Vinica: Wine Tasting
In the evening we headed up to the village of Vinica where our friend’s father has a small cottage with a wine yard a and wine cellar. That’s another really cozy place for sure. Here our friend and her father told us about traditions. For instance, visitors leave a coin in the ceiling (just a bit sad that we didn’t have any Swedish coin to leave) and not to mention the prestige between the neighbors. After a small shot of pálinka (Hungarian fruit brandy), we went down to the cellar to try the different wines. It was an impressive cellar in our experience at the time and we were more than happy to learn a thing or two about the different kinds of wine that he had there.

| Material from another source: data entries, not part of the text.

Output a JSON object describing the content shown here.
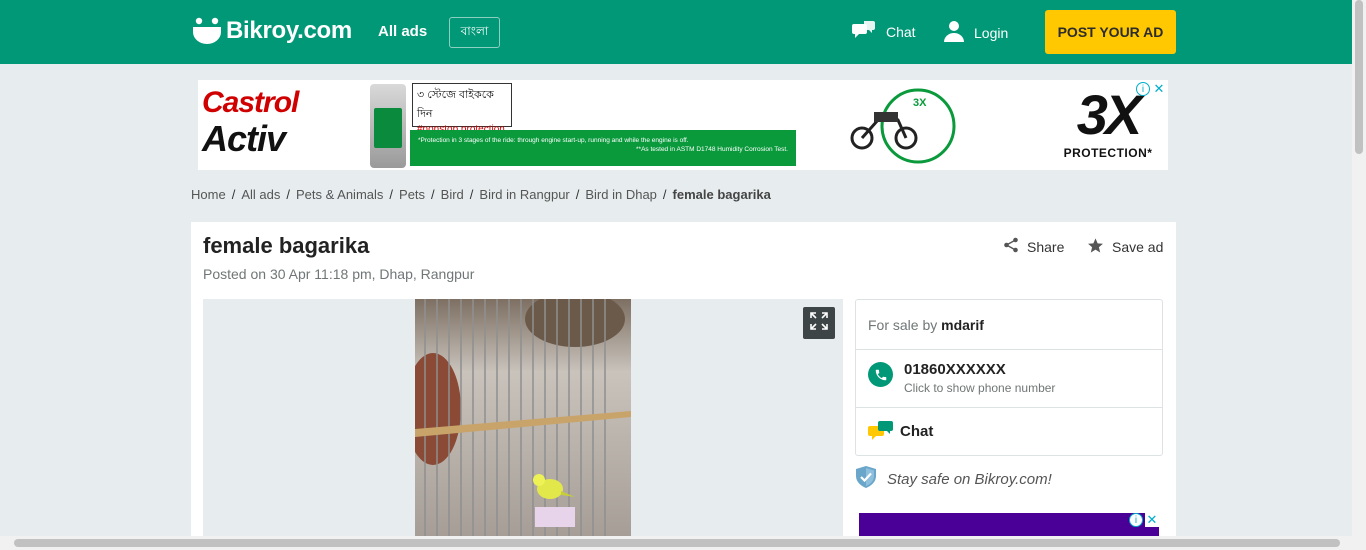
{
  "header": {
    "logo_text": "Bikroy.com",
    "all_ads": "All ads",
    "lang_label": "বাংলা",
    "chat_label": "Chat",
    "login_label": "Login",
    "post_ad_label": "POST YOUR AD",
    "brand_color": "#009877",
    "cta_color": "#ffc800"
  },
  "banner": {
    "brand_top": "Castrol",
    "brand_bottom": "Activ",
    "bengali_line": "৩ স্টেজে বাইককে দিন",
    "hashtag": "#nonstop protection",
    "fine_print_1": "*Protection in 3 stages of the ride: through engine start-up, running and while the engine is off.",
    "fine_print_2": "**As tested in ASTM D1748 Humidity Corrosion Test.",
    "badge_small": "3X",
    "badge_big": "3X",
    "badge_caption": "PROTECTION*"
  },
  "breadcrumb": {
    "items": [
      "Home",
      "All ads",
      "Pets & Animals",
      "Pets",
      "Bird",
      "Bird in Rangpur",
      "Bird in Dhap"
    ],
    "current": "female bagarika"
  },
  "listing": {
    "title": "female bagarika",
    "posted": "Posted on 30 Apr 11:18 pm, Dhap, Rangpur",
    "share_label": "Share",
    "save_label": "Save ad"
  },
  "seller": {
    "for_sale_prefix": "For sale by",
    "name": "mdarif",
    "phone": "01860XXXXXX",
    "phone_hint": "Click to show phone number",
    "chat_label": "Chat",
    "stay_safe": "Stay safe on Bikroy.com!"
  }
}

After trying a small glass from each of the barrels (I believe that it was around six barrels) we thought we were done. Let’s also mention that there was no spitting out the wine. Well, how is it with prestige and a small competitive feeling if there is nothing to compare with? Our next stop turned out to be the neighbor’s cottage. Here we found an even larger wine cellar with a small group of locals having a private wine tasting. So we joined in and the hosts guided us through even more local wines. Sadly the memory is a bit dizzy in regards the exact types of wines that we tried.
What was great was how we were invited and included in the group. The level of English might have been limited, but there just is nothing like gestures in situations like that. Well, we were also quite lucky to have a translator in our friend who really helped us out. Susann did, however, impress with her (somewhat limited) knowledge of Hungarian.
Balog nad Ipľom: Departure
The next day we probably slept a bit longer than usual before checking out and meeting up with our friend. We had a lunch with her family (wonder where to find food like that again) before heading back to Šahy to take the same route back as when we came. This time in the company of our friend and her sister.
If we are lucky this is a place we will have a possibility to return to one day. It will, however, be an experience that we will not easily forget.